Mulher que se passou por criança de 12 anos é condenada em SC e admite ter aplicado golpe no Ceará

A mulher que ficou conhecida por se passar por uma criança de 12 anos para enganar famílias foi condenada pela Justiça de Santa Catarina por estelionato e falsa identidade. Amanda Maria Souza de Oliveira, de 38 anos, recebeu pena de um ano, seis meses e 10 dias de reclusão, além de quatro meses e 18 dias de detenção, em regime semiaberto. A decisão mantém a prisão preventiva e não permite que ela recorra em liberdade.

O caso ganhou repercussão nacional depois que Amanda viveu durante 14 meses com uma família em Joinville, apresentando-se como uma menina de 12 anos. Segundo as investigações, ela utilizava uma identidade falsa e alegava ter sofrido abusos e outras situações de vulnerabilidade para conseguir acolhimento e apoio financeiro.

Golpe também foi aplicado no Ceará
Antes do caso em Santa Catarina, Amanda já havia utilizado estratégia semelhante em outros estados brasileiros. No Ceará, ela confirmou ter aplicado o mesmo tipo de golpe, segundo relatos divulgados durante as investigações. As informações são do jornal O Globo.

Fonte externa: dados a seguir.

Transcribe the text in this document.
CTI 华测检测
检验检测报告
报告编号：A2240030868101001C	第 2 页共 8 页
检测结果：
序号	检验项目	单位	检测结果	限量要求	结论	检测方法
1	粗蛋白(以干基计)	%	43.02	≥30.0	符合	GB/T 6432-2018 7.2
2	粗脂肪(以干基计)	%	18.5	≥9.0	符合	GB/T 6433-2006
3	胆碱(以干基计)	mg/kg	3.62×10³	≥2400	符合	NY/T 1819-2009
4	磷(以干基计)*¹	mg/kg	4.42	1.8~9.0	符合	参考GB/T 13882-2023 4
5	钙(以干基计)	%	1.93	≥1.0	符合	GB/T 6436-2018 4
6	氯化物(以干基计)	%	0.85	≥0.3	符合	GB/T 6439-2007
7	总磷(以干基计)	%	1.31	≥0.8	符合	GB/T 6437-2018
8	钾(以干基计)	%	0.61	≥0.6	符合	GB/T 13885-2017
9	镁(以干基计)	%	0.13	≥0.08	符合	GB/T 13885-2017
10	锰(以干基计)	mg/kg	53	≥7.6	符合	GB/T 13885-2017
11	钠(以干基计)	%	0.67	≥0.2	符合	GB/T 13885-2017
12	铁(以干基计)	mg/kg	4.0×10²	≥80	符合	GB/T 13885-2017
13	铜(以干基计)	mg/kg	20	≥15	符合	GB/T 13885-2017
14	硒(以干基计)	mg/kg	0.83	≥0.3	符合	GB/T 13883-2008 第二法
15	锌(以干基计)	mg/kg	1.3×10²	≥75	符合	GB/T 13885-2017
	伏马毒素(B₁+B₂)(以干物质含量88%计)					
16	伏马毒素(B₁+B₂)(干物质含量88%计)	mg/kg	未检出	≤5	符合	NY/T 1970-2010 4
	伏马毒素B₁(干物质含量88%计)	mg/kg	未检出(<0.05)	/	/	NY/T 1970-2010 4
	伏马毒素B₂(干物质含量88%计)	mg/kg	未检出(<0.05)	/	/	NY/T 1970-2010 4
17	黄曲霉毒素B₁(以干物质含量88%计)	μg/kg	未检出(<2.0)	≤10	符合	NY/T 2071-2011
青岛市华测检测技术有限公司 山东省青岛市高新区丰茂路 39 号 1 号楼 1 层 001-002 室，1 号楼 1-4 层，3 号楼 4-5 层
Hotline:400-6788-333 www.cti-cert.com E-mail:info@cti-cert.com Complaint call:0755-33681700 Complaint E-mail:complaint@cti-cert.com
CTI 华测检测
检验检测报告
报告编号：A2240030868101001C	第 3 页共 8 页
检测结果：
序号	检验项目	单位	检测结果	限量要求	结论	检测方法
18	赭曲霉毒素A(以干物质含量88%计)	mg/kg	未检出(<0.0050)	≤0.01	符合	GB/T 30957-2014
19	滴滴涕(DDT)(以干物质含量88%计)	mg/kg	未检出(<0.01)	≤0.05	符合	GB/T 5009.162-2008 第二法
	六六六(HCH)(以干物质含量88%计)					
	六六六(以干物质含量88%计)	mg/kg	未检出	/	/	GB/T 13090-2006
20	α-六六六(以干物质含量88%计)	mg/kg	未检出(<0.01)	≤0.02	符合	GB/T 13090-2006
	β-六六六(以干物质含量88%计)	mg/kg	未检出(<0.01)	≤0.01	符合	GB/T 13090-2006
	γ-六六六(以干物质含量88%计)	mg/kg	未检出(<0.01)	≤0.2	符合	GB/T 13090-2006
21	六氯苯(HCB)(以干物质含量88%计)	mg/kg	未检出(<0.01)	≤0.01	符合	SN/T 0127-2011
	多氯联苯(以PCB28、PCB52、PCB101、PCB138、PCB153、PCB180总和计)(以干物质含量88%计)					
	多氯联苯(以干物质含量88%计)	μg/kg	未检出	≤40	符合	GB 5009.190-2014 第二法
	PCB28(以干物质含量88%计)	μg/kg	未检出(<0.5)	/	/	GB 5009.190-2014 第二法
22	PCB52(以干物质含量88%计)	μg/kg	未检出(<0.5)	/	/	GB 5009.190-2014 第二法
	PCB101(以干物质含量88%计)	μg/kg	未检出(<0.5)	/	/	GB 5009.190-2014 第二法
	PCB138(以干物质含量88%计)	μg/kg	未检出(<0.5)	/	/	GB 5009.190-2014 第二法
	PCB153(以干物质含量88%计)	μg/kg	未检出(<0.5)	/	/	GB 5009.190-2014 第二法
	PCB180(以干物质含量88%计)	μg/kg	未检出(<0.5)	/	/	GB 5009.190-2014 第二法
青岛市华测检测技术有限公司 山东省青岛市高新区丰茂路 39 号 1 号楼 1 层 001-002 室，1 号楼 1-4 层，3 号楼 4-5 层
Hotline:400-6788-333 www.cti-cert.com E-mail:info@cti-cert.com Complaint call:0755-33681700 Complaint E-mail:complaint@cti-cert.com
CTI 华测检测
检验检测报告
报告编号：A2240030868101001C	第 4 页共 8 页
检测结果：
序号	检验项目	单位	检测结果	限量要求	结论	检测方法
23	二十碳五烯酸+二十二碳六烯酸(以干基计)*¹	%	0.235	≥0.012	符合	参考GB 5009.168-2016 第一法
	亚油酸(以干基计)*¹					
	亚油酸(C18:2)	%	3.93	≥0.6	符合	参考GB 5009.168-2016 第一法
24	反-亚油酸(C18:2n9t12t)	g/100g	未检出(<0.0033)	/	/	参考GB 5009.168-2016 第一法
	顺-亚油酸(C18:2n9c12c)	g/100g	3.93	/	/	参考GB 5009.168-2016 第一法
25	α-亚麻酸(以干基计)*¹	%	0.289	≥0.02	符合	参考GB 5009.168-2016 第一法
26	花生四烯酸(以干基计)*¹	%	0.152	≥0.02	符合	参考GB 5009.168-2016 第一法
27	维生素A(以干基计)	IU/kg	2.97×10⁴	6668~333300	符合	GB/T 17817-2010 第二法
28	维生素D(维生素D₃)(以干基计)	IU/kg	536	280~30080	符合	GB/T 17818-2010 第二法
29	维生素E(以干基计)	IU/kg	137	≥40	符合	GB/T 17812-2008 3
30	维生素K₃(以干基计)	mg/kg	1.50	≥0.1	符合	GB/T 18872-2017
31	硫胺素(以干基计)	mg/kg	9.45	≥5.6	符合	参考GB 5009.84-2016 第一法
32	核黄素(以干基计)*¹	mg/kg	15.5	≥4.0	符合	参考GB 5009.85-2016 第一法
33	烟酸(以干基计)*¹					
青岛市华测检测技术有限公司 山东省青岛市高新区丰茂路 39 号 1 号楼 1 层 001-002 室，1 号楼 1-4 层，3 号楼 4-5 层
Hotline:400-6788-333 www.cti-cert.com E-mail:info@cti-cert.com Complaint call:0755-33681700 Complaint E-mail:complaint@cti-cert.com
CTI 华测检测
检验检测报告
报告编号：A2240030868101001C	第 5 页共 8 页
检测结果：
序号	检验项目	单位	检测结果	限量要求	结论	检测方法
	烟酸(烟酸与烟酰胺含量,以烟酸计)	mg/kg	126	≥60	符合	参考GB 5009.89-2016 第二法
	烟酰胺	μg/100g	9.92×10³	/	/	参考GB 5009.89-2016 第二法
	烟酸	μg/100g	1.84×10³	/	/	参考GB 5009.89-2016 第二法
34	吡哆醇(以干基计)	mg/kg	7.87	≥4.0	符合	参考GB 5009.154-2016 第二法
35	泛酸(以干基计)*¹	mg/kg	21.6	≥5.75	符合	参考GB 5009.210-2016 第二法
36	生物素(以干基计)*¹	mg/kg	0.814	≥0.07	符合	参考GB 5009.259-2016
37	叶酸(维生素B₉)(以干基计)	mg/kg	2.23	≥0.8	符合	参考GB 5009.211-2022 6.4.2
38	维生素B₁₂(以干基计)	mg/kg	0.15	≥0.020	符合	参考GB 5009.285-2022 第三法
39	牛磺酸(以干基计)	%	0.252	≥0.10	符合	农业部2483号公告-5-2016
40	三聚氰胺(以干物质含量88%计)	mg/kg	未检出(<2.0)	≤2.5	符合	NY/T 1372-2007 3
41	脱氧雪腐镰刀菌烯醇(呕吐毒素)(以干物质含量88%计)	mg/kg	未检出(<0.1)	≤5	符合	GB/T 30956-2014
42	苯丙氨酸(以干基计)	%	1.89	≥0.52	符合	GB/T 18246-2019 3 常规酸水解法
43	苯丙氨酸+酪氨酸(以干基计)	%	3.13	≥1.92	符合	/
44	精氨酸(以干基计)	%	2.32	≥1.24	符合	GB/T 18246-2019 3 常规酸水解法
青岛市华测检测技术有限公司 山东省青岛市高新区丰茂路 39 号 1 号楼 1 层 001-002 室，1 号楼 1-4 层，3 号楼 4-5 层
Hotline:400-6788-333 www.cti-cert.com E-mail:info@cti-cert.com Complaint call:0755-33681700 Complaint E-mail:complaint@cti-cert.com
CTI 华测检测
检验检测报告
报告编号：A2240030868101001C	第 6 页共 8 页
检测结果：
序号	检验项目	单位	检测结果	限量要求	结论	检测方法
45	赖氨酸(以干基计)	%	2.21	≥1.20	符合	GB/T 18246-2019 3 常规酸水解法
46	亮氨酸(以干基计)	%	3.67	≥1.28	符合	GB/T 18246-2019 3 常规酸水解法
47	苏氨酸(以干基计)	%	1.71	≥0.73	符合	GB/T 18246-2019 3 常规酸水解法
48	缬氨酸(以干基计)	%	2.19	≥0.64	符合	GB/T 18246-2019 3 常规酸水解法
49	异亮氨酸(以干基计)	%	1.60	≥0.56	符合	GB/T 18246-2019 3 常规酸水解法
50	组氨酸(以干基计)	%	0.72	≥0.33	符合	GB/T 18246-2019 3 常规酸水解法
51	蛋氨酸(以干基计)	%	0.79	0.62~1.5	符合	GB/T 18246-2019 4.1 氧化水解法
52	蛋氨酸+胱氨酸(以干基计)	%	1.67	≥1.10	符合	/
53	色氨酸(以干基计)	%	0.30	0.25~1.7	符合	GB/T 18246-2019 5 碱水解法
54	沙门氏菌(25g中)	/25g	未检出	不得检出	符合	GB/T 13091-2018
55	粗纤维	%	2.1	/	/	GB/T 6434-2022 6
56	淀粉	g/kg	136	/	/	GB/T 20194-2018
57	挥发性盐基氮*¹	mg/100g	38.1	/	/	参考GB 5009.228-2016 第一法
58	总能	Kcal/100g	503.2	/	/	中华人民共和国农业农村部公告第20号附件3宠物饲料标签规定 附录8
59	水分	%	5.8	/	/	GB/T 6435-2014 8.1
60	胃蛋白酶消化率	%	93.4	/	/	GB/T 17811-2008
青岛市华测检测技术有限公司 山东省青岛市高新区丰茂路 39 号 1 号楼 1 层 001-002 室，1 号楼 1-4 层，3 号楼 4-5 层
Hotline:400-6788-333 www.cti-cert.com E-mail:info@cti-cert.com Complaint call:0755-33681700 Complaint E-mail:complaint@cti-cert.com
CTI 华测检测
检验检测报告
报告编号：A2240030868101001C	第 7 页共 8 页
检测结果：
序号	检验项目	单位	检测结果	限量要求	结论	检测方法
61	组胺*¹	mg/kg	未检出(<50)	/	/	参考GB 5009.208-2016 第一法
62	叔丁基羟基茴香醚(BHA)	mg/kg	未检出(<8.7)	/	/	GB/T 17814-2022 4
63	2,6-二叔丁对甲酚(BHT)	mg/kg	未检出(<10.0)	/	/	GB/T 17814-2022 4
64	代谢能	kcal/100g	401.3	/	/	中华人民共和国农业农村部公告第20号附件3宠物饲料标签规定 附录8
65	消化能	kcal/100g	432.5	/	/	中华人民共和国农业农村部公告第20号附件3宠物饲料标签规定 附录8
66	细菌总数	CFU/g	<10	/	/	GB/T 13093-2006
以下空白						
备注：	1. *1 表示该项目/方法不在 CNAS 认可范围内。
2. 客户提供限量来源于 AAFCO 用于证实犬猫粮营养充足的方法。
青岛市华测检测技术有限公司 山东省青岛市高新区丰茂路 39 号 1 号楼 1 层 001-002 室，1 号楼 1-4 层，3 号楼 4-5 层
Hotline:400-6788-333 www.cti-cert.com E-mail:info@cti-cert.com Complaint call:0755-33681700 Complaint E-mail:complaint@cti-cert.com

A mulher também aparece relacionada a episódios semelhantes no Paraná, Rio de Janeiro, Minas Gerais, Goiás e outros estados. De acordo com relatos reunidos no curso das investigações, a estratégia consistia em procurar grupos ou comunidades dispostos a oferecer ajuda, apresentar uma identidade diferente e afirmar ser uma adolescente em situação de vulnerabilidade.

Em depoimento à polícia, Amanda afirmou ainda que havia realizado acompanhamento de saúde mental no Ceará quando era mais jovem e citou atendimentos no CAPS de Horizonte e no Hospital de Saúde Mental de Messejana, em Fortaleza. A informação faz parte da defesa, que pediu avaliação sobre a saúde mental da investigada.

Farsa envolvia histórias de vulnerabilidade
Em diferentes episódios investigados, Amanda teria utilizado nomes e histórias diferentes para conquistar a confiança das vítimas. Em um dos casos, chegou a se apresentar como uma adolescente com câncer e pedir ajuda financeira. Segundo a polícia, a estratégia teria sido repetida ao longo de anos e em diferentes estados.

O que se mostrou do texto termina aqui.